The Goldstone Report was named for Judge Richard Goldstone who led the UN Human Rights Council (HRC) inquiry into Operation Cast Lead, the Gaza War, provoked by thousands of missile fired by Hamas into Israel’s Negev communities.
Goldstone’s report to the HRC concluded there was a deliberate policy by Israel to target civilians. It claimed to have found evidence of potential war crimes and “possibly crimes against humanity” by the Jewish State.
In a spectacular reversal, this past Friday Goldstone published a mea culpa in the Washington Post. He no longer believes that Israel deliberately targeted civilians, and now believes Hamas was the war criminal.
“We know a lot more today about what happened in the Gaza war of 2008-09 than we did when I chaired the fact-finding mission appointed by the U.N. Human Rights Council that produced what has come to be known as the Goldstone Report. If I had known then what I know now, the Goldstone Report would have been a different document.

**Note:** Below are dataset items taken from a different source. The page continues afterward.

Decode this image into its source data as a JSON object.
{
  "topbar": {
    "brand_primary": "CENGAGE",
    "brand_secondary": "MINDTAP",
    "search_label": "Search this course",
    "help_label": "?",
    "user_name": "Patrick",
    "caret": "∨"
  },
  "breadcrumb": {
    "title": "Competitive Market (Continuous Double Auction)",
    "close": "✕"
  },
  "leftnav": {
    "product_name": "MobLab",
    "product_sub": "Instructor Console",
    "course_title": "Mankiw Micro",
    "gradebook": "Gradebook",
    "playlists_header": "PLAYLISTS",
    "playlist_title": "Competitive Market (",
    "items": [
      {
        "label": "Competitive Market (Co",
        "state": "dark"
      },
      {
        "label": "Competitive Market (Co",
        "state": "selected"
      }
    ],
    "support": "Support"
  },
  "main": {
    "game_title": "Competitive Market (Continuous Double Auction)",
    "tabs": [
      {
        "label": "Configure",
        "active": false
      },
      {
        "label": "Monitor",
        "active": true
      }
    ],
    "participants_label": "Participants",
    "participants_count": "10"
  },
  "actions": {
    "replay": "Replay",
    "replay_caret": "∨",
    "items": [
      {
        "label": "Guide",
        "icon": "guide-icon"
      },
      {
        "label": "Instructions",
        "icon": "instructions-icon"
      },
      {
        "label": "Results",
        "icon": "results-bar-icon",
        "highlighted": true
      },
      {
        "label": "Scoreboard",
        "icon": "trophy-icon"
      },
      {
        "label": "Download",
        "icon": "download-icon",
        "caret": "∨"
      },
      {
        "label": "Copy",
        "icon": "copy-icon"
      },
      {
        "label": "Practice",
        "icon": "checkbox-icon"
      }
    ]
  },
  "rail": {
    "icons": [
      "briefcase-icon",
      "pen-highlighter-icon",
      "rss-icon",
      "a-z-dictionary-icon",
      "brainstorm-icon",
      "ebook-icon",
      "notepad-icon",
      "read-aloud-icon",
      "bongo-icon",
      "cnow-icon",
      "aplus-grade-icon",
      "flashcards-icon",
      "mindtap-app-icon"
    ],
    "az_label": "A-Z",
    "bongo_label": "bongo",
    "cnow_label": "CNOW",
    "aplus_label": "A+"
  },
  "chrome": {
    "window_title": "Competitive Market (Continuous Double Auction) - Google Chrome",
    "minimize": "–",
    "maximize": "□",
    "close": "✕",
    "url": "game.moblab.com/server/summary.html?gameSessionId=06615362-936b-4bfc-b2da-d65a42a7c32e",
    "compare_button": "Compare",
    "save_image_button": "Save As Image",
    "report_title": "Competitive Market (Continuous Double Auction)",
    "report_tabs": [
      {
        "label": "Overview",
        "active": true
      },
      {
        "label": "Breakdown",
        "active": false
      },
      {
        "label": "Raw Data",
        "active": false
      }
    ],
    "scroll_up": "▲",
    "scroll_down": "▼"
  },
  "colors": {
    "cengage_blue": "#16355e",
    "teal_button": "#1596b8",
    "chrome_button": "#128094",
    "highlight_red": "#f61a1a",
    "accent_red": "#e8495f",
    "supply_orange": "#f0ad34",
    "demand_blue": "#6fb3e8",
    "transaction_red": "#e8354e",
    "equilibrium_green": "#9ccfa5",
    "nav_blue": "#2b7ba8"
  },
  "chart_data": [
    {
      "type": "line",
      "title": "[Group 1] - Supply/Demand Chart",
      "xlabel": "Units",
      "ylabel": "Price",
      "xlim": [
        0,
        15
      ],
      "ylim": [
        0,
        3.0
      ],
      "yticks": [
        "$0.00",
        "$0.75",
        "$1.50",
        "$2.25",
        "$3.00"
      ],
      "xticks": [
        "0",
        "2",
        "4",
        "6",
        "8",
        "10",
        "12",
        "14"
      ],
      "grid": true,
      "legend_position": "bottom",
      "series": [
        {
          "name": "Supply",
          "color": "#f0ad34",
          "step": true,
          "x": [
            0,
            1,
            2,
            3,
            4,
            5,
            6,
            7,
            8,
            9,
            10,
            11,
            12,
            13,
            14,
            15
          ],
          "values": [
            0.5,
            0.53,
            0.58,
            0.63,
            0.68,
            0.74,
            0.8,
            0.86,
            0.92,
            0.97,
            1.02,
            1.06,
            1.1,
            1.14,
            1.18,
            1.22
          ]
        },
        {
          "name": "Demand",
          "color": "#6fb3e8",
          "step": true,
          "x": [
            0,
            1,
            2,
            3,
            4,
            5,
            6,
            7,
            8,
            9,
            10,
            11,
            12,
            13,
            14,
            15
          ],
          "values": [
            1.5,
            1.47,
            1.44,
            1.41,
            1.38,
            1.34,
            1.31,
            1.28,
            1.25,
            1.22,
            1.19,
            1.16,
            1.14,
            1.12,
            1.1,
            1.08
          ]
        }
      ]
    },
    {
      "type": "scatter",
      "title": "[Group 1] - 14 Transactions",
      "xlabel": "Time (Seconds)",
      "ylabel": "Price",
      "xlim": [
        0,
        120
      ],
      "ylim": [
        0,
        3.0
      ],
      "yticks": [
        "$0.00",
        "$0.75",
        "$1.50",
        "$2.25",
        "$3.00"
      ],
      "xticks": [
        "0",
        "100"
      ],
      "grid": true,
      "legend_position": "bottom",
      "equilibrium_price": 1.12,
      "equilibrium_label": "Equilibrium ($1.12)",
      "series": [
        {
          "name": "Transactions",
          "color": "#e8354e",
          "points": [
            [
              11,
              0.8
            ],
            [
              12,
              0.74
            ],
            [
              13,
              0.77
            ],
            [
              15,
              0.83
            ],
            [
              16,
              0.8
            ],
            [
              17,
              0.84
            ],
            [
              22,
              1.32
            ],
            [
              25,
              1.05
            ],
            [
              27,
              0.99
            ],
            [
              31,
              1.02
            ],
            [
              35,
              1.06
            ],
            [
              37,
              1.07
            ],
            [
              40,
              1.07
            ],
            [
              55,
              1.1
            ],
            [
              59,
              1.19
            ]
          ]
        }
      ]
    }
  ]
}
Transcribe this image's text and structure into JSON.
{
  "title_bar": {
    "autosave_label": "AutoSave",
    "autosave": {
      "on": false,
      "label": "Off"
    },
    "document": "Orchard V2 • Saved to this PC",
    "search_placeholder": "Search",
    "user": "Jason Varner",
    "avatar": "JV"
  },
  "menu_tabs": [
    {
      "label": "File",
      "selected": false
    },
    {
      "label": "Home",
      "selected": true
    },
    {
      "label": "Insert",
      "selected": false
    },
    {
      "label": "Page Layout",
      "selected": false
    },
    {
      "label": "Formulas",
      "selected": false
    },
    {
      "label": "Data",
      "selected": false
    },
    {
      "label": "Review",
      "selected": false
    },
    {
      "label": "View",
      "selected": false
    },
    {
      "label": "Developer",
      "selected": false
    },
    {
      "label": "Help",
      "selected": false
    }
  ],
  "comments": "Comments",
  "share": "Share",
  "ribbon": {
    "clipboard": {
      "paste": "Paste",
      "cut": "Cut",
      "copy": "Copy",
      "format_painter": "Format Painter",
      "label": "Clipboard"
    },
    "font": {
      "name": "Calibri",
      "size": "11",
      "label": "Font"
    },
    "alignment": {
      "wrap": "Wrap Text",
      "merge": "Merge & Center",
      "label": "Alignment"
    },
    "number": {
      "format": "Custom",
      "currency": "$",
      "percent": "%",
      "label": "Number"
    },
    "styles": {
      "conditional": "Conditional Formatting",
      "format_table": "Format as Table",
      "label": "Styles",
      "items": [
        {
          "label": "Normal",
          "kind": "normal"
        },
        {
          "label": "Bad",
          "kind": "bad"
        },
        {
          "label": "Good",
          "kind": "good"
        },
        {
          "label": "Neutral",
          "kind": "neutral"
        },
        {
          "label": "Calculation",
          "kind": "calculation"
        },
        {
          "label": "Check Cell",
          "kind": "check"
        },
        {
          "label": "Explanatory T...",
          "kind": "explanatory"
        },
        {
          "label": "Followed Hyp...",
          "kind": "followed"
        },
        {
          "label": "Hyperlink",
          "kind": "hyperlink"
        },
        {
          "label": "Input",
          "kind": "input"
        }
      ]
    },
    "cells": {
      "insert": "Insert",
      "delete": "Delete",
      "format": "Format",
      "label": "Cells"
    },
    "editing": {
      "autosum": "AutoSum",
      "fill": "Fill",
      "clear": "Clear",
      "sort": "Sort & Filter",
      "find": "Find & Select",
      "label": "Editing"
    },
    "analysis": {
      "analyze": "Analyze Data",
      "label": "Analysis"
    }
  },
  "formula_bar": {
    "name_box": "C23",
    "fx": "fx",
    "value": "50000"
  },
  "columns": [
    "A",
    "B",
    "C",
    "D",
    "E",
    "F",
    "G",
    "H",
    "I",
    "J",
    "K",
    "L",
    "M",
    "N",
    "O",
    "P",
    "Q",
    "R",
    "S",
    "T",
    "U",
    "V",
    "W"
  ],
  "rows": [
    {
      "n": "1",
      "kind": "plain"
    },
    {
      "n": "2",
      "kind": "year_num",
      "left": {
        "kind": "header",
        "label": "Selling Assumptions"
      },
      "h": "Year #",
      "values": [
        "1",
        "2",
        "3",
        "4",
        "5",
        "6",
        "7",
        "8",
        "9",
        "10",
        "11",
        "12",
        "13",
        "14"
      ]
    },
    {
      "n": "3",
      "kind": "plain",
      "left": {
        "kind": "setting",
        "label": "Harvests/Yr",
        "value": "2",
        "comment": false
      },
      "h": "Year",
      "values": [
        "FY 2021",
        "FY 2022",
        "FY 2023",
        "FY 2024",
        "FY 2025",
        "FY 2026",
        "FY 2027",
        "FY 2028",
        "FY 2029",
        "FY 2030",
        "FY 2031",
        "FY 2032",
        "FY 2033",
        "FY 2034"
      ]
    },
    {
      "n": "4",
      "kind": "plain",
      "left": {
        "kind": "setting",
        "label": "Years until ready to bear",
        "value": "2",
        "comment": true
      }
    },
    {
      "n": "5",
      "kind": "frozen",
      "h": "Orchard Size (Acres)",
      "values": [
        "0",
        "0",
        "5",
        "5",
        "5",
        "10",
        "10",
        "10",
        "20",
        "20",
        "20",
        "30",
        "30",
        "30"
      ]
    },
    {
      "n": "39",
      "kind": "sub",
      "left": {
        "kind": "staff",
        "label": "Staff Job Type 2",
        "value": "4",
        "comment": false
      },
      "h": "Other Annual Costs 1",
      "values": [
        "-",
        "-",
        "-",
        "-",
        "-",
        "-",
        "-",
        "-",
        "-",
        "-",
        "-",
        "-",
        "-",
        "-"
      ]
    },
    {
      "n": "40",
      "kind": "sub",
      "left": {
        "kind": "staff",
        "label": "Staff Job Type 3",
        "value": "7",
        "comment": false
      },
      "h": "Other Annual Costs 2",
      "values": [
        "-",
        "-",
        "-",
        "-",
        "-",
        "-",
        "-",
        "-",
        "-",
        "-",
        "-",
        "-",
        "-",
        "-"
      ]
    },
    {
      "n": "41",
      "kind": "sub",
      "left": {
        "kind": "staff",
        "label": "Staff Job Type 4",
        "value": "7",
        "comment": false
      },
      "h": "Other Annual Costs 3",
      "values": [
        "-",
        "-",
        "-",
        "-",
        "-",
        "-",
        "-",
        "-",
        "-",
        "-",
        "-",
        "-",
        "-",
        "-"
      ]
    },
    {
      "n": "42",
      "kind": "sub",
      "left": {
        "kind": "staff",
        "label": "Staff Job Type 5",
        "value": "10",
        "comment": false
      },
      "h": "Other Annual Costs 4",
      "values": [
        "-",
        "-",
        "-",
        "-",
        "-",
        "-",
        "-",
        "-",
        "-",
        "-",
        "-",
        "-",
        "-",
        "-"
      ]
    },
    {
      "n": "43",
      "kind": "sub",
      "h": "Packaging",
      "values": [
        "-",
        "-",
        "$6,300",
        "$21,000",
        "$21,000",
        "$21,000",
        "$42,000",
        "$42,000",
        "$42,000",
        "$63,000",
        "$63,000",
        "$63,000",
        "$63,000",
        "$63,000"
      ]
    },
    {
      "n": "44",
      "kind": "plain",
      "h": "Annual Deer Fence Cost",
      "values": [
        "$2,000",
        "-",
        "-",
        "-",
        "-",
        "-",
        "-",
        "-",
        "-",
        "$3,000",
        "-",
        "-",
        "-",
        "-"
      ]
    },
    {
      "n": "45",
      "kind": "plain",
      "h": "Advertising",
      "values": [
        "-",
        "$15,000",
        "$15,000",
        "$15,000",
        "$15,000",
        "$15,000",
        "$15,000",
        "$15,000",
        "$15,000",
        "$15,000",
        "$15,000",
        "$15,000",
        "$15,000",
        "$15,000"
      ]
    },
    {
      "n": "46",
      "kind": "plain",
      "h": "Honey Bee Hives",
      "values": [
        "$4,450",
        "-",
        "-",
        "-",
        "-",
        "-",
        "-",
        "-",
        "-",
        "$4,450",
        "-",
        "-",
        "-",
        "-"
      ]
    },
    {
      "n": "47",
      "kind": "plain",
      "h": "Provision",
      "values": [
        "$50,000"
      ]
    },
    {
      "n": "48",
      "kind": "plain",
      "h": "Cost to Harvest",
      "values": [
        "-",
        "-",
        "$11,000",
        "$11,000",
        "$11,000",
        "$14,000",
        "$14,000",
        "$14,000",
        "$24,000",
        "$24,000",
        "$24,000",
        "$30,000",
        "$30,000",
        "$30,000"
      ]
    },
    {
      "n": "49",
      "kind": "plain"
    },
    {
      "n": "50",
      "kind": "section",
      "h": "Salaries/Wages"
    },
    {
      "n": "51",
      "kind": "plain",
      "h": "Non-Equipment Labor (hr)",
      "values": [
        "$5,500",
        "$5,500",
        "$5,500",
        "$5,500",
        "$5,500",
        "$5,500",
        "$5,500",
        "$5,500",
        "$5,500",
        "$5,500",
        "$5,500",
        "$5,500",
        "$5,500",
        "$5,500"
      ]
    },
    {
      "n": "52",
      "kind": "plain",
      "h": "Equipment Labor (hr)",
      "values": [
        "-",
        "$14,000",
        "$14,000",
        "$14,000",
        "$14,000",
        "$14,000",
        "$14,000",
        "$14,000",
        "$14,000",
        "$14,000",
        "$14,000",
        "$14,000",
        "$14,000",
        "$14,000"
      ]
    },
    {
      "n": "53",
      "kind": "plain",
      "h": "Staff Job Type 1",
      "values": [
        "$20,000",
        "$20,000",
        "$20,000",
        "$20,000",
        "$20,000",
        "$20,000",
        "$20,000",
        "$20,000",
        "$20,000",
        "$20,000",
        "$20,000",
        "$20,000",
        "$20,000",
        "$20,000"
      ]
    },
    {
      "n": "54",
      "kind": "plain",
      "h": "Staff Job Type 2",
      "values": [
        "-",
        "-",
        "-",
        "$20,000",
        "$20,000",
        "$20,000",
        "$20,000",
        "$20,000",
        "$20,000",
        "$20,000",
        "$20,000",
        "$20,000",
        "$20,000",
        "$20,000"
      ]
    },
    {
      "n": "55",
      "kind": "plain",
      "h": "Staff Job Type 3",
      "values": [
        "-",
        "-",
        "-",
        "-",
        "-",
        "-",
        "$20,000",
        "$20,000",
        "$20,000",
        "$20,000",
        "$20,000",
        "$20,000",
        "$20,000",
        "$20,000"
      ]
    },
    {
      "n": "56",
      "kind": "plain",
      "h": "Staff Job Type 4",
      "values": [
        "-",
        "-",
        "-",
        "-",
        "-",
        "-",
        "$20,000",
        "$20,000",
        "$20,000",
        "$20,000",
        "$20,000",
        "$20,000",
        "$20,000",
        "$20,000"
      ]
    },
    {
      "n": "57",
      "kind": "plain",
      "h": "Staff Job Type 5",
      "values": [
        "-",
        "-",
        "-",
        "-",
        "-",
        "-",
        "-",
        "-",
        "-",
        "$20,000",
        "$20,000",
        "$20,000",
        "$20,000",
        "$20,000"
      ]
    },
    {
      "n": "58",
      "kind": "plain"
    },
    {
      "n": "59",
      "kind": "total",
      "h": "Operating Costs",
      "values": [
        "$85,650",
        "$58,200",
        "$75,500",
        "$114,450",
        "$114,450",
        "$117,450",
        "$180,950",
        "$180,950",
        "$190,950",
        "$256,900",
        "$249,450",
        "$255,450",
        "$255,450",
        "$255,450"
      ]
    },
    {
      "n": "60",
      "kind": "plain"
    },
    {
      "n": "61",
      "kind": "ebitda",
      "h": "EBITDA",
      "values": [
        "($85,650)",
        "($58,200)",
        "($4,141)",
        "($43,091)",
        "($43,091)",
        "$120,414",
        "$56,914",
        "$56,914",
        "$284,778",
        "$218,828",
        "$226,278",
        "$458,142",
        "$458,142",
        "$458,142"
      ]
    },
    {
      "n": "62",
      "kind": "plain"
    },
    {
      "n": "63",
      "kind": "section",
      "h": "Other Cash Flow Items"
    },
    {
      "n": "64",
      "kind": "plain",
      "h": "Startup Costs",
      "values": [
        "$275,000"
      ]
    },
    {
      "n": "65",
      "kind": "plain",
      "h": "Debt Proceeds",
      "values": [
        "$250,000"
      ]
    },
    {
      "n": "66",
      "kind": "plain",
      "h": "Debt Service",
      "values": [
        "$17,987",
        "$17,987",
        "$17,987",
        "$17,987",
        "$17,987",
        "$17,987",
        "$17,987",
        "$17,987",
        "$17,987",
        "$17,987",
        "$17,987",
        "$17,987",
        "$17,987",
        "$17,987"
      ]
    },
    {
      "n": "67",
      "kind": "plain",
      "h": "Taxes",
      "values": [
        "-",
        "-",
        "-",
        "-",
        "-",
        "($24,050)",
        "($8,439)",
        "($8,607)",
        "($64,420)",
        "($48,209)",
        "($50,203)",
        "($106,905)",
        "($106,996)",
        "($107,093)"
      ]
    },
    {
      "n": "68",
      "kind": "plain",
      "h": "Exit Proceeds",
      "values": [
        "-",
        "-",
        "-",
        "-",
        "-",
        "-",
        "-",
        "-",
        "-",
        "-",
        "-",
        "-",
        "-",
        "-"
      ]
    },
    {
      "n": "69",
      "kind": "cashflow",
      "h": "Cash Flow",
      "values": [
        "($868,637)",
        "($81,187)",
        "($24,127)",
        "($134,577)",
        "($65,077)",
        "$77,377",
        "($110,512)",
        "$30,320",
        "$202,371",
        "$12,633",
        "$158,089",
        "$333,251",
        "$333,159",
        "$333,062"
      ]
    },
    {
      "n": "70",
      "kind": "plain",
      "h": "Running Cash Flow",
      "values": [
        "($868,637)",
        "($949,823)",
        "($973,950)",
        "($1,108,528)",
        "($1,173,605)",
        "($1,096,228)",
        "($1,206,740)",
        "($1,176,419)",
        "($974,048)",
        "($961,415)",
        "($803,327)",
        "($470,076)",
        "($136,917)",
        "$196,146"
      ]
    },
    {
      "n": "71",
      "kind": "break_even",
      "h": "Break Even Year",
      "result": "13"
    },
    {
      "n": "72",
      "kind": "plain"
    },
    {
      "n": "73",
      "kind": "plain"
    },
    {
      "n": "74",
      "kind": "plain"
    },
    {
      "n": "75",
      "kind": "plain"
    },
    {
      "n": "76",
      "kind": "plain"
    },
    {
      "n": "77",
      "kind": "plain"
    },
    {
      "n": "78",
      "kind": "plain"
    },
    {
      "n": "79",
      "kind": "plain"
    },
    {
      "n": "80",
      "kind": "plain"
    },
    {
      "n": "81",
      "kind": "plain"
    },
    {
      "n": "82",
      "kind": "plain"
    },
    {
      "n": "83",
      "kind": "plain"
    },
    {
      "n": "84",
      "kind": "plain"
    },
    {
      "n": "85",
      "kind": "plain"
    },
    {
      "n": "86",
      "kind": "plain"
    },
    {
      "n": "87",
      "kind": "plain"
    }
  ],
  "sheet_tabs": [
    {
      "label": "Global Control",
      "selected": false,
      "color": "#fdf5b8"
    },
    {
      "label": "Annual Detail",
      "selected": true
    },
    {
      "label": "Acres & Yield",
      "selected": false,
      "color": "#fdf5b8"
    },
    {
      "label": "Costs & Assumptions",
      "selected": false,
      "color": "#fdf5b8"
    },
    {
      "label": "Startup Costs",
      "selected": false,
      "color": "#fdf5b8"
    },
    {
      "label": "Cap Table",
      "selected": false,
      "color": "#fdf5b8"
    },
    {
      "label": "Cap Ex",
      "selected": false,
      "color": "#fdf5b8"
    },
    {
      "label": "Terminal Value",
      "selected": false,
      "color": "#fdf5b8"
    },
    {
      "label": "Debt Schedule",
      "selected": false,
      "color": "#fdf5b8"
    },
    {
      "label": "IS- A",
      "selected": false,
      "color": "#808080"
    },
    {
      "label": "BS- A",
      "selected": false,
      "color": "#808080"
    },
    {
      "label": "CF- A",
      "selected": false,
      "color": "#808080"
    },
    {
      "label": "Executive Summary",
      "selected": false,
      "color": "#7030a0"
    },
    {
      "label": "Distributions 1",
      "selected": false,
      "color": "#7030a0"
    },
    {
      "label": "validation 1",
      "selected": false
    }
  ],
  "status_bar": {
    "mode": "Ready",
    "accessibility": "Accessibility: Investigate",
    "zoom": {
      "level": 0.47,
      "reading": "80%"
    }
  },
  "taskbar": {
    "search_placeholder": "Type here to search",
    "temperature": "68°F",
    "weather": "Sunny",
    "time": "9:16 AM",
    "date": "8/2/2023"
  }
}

Sorry Judge, when first published it should have been a different document.
Goldstone’s investigative committee threw any standards of investigation out the window. The report violated international standards for inquires, including UN rules on fact- finding. The Commission systematically favored witnesses and evidence put forward by anti-Israel advocates including Hamas, and dismissed evidence and testimony that would undermine its case. For example it ruled that Hamas did not use its own citizens as human shields despite a wealth of video evidence. The commission relied extensively on mediating agencies, especially UN and NGOs, which have a documented hostility to Israel (such as Human Rights Watch); and reproduced earlier reports and claims from these agencies.
The final report by the U.N. committee of independent experts — chaired by former New York judge Mary McGowan Davis — that followed up on the recommendations of the Goldstone Report has found that “Israel has dedicated significant resources to investigate over 400 allegations of operational misconduct in Gaza” while “the de facto authorities (i.e., Hamas) have not conducted any investigations into the launching of rocket and mortar attacks against Israel.”
Our report found evidence of potential war crimes and “possibly crimes against humanity” by both Israel and Hamas. That the crimes allegedly committed by Hamas were intentional goes without saying — its rockets were purposefully and indiscriminately aimed at civilian targets.
That was one of the problems with Goldstone’s report. It went without saying.
The allegations of intentionality by Israel were based on the deaths of and injuries to civilians in situations where our fact-finding mission had no evidence on which to draw any other reasonable conclusion. While the investigations published by the Israeli military and recognized in the U.N. committee’s report have established the validity of some incidents that we investigated in cases involving individual soldiers, they also indicate that civilians were not intentionally targeted as a matter of policy.